I nodded. “I think you’re right, but he told his sister that I would be a better queen than Cel would ever be a king.”
“I heard him tell her that,” Dogmaela said, “and she was furious with him. Had it been anyone but Prince Essus, he would have been tortured for such talk.”
“She always did have a soft spot for her brother,” Saraid said.
“She was afraid of him,” Dogmaela said.
“No,” Saraid said.
“She feared his power, Saraid. She knew he was one of the few in the courts strong enough to take the throne from her.”
“To kill her, you mean,” Saraid said.
“Yes, that is what I mean.”
“My father loved his sister, and she loved her brother,” I said.
They looked at me.
“They were devoted to each other, in their own ways,” Saraid said.
We all just agreed.
“If only he hadn’t loved his nephew,” Dogmaela said.
“He might still be alive to see his grandchildren,” I said, and the thought made my chest tight, my eyes hot.

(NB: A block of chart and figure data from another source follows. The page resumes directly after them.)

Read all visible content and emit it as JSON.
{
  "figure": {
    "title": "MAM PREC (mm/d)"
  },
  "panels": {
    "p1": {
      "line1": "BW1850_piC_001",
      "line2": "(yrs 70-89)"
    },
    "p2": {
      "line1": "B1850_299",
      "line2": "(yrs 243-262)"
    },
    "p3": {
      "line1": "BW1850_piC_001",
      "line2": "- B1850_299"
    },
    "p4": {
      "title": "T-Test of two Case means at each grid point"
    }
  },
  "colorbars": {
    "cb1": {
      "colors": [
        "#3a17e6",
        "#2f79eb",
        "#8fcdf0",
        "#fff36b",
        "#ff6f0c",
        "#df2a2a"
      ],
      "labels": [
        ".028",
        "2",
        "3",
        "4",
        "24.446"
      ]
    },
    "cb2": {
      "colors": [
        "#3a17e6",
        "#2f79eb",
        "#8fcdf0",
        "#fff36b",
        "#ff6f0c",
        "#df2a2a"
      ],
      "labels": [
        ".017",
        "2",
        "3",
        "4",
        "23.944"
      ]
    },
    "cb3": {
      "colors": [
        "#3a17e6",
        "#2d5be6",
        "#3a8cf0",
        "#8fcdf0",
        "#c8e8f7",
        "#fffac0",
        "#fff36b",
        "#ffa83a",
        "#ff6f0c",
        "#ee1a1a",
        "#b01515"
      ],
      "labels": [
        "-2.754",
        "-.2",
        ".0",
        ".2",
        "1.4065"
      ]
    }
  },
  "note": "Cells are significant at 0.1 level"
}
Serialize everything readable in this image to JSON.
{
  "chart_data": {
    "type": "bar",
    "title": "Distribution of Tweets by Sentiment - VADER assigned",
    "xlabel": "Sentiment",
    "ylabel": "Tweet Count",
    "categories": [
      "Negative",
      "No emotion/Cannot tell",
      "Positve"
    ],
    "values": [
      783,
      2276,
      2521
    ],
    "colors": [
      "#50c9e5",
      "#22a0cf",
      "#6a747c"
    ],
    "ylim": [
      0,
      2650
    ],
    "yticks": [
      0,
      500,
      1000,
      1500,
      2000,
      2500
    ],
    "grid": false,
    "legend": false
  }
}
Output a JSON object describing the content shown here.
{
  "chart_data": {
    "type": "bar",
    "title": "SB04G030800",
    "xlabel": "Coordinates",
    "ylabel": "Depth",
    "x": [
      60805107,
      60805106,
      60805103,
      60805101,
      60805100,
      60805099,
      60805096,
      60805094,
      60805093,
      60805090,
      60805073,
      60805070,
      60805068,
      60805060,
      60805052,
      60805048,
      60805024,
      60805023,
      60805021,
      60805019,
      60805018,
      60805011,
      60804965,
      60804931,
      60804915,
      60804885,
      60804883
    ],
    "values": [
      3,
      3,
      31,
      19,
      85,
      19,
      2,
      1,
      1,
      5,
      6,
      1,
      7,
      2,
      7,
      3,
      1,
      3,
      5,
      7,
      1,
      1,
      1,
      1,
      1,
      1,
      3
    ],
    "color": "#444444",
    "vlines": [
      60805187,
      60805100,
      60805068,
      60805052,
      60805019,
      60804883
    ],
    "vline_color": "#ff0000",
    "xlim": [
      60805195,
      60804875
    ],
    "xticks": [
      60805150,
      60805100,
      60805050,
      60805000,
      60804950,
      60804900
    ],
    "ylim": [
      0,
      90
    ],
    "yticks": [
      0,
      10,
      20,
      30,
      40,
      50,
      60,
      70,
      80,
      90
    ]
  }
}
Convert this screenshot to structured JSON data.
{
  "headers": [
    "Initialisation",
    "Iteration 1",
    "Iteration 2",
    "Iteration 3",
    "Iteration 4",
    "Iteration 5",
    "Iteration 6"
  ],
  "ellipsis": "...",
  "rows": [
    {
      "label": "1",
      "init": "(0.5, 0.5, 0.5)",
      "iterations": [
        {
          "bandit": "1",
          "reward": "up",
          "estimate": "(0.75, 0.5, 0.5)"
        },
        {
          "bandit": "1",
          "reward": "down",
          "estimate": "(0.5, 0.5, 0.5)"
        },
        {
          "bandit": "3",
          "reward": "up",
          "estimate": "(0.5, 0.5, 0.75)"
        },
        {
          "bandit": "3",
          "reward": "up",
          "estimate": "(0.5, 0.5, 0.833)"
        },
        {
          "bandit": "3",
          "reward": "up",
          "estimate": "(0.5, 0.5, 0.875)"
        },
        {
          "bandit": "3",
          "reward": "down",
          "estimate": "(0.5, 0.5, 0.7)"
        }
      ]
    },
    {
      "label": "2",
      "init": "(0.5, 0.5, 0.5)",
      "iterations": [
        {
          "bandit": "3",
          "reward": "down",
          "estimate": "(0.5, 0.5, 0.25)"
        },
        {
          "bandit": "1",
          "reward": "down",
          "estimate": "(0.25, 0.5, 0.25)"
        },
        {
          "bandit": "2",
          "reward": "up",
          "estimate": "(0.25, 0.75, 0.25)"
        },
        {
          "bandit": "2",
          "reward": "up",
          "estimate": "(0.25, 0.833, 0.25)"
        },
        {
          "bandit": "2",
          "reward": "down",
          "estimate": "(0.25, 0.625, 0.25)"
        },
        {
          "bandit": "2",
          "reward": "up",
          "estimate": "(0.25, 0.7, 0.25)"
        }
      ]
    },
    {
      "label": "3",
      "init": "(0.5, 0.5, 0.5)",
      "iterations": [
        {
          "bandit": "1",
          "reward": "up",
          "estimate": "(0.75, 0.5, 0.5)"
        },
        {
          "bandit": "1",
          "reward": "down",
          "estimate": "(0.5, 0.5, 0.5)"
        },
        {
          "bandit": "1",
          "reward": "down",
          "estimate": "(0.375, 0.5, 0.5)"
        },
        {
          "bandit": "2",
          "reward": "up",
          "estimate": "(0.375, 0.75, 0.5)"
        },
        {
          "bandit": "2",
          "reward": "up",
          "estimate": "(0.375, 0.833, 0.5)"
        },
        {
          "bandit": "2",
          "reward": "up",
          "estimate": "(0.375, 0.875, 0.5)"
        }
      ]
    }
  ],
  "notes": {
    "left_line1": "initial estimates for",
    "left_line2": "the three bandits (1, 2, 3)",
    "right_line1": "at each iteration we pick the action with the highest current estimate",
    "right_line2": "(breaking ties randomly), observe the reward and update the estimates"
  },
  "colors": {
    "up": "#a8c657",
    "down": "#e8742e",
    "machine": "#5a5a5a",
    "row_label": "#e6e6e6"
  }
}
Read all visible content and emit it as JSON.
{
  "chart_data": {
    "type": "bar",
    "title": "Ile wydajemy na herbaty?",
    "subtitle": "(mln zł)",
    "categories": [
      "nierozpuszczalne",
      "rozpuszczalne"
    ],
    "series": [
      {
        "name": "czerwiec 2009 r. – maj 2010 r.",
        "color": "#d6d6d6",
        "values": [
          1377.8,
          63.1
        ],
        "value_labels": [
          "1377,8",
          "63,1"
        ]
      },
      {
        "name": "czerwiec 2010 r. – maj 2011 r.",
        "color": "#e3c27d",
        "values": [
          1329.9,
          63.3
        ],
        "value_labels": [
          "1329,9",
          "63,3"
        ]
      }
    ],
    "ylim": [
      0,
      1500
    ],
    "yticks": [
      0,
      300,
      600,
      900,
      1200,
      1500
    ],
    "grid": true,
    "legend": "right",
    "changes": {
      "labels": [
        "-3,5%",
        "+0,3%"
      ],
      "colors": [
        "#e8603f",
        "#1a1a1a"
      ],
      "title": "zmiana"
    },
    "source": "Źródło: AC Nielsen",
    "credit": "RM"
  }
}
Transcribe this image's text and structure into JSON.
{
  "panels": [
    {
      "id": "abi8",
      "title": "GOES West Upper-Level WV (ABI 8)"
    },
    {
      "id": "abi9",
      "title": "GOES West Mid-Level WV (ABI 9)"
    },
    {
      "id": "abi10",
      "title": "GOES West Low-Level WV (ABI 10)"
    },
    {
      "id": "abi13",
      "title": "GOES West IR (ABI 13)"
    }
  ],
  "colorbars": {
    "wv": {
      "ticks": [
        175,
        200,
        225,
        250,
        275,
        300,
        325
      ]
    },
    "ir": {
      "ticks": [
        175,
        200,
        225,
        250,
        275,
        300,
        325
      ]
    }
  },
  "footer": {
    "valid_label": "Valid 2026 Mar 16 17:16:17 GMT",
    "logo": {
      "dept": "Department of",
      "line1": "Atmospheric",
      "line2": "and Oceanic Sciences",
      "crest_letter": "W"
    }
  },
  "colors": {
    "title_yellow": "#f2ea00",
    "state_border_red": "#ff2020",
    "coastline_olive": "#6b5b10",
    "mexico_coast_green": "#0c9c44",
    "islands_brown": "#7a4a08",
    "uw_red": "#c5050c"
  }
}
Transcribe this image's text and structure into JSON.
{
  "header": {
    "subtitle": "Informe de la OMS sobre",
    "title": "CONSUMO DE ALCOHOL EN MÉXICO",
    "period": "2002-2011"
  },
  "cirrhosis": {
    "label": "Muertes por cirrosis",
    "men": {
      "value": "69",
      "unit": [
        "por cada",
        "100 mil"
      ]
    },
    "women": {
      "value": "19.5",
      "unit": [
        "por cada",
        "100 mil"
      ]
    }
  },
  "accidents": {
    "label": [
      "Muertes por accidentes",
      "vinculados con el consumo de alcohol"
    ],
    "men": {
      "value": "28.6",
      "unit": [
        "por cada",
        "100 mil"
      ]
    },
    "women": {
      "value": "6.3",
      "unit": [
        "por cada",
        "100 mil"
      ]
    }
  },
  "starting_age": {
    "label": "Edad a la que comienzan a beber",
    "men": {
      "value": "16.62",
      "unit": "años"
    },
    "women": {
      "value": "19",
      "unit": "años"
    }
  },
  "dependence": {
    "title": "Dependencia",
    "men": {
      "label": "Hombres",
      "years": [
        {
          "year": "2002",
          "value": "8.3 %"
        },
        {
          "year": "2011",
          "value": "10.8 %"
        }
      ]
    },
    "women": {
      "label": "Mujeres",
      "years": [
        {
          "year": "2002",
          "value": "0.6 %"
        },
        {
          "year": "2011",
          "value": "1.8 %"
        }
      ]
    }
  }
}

“But if our prince, your father, had lived, these would not be the grandchildren he would see,” Dogmaela said.
I looked at her.
“You speak nonsense, Dogmaela.”
“No, Saraid, if Prince Essus had lived, then Meredith would never have had to hide in the Western Lands, and the queen would never have sent Doyle to find her. He would never have brought her back to be guarded and bedded by the Queen’s Ravens, so she would never have had sex with them, or fallen in love with Frost and Galen, and well, all of them. For that matter, if she’d gone on to be a doctor, would she have been able to bring the Goddess’s blessing back to us, or would we all still be slowly fading as a people?”
Saraid and I stared at her. I wanted to say, Dogmaela, you’re a deep, philosophical thinker; I didn’t know that. But that seemed vaguely insulting, as if I’d thought her stupid before, and I hadn’t, but … “Are you saying that my father had to die for me to help bring life back to faerie?”
“It’s something I’ve talked to the therapist about, and yes, I think so. I would never have traded our prince, your father, for anything, but it is a way I’ve made sense of his death and everything that came after. If it was all so that you would save us, Meredith, bring our people and faerie itself back to life, then that makes all the pain worth something, don’t you see?”
“That’s just talk,” Saraid said. “If it makes you feel better, then believe it, but Prince Essus did not martyr himself so that Meredith could bring the Goddess back to us and save the sidhe from themselves.”
“I never said that our prince agreed to die to save us, Saraid, but it is a way at looking at all the pain and horror, and having some sense from it.”
Saraid shook her head. “And this is why I stopped going to the therapist.”
I wasn’t sure how I felt about Dogmaela’s comforting therapy reasoning. I wasn’t even sure I thought it was comforting to me, but if it gave Dogmaela peace of mind, then I didn’t want to argue with it.
“I’m sorry, Princess Meredith, I didn’t mean to upset you. I have been thoughtless.”